Dia baru sadar, kalau saat ini dia sudah berada di kasur, padahal ia masih ingat betul kalau semalam dia tertidur di kursi belajar. Lalu siapa yang membawanya ke kasur?
Dilihatnya sekeliling, juga lantai di sekitar kasurnya. Ia pun melompat dari kursinya. Ia menuju jendela besar yang sudah tertutup. Dibukanya jendela itu dan ia melompat ke luar. Namun yang ia cari tidak juga ia temukan.

“kak Nue mana??” gumamnya pelan.

Dia meniup poninya lalu berbalik dan kembali menuju kasurnya. Ia menjatuhkan pantatnya di kasur yang empuk itu sambil termenung.

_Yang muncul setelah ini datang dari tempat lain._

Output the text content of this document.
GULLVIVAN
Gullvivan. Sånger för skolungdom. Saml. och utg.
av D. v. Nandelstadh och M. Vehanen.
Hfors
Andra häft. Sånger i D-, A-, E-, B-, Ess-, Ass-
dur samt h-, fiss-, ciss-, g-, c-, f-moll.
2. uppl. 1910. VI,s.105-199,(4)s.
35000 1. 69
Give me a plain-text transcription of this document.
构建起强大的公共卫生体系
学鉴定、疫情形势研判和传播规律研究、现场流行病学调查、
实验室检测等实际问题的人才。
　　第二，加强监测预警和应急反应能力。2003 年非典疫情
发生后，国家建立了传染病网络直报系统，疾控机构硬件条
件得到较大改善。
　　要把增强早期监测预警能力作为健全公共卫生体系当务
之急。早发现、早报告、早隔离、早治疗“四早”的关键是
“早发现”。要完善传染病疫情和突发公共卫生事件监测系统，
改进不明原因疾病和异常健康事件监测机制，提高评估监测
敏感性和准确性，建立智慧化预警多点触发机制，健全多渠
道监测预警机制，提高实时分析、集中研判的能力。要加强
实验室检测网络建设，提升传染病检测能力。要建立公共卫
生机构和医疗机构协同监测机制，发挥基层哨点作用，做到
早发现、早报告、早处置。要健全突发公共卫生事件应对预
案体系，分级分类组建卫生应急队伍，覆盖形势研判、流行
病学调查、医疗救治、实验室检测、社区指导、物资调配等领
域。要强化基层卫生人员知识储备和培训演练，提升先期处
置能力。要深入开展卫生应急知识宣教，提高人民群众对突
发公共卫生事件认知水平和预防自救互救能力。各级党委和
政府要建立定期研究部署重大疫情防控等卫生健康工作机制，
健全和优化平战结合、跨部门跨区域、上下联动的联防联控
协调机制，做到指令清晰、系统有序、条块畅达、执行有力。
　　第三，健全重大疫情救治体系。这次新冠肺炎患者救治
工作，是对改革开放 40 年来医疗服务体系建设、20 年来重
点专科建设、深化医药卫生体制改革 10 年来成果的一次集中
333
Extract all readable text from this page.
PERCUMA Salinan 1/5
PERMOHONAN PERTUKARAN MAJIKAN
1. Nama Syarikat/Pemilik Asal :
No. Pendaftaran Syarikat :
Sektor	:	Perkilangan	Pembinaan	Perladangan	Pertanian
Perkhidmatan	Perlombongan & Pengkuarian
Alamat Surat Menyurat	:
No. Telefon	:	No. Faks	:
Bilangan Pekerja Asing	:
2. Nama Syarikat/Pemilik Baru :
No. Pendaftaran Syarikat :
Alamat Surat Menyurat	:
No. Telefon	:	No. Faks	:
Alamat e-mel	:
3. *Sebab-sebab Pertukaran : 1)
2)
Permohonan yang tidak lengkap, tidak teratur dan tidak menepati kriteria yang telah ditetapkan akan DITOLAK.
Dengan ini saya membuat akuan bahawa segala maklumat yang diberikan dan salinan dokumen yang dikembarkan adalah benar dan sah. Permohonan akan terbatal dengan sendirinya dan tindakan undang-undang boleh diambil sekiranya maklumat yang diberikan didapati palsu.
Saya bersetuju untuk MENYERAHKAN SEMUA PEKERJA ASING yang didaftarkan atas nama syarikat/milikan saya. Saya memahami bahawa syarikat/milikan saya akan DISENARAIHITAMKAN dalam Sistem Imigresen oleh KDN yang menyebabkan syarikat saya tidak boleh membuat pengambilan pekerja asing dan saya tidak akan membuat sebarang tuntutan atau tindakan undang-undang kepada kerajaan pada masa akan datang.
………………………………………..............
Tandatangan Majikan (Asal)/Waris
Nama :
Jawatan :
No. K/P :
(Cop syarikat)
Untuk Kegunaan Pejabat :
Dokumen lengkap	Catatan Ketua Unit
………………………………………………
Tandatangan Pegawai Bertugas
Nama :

‘Apa kak Nue yang bawa aku ke kasur?’ tanya Gigi pada pikirannya sendiri. Setelah itu, pikiran-pikiran Gigi mulai melayang ke mana-mana.

Apakah mungkin Nue menggendongnya? Bagaimana cara dia menggendong Gigi tanpa membuat Gigi terbangun? Apakah diboyong layaknya pengantin? Lalu, setelah ia merebahkan tubuh Gigi di kasur, apa yang Nue lakukan? Apakah memberinya kecupan? Di dahi? Di pipi? Atau di…. (Gigi nyengir) lalu apa dia juga ikut tidur di samping Gigi, lalu memeluknya seperti guling yang manis?

Seketika wajah Gigi memerah dan nyengir kuda. Dia menggaruk-garuk kepalanya seperti orang bodoh (yes, he is). Namun, senyum di wajah Gigi perlahan memudar ketika muncul dengan heroik frasa ‘NGGAK MUNGKIN’ dari dalam otaknya.

frasa ‘NGGAK MUNGKIN’ itu makin membesar dan bertambah jumlahnya dengan berbagai macam style word art, hingga akhirnya frasa yang sama itu menimpa kepala Gigi dan membuatnya menunduk.

“ya.. nggak mungkin juga’..” bisiknya.

Gigi termenung di sana, duduk di tepi kasurnya, dengan berkas-berkas sinar mentari pagi menyinari wajahnya yang sedih.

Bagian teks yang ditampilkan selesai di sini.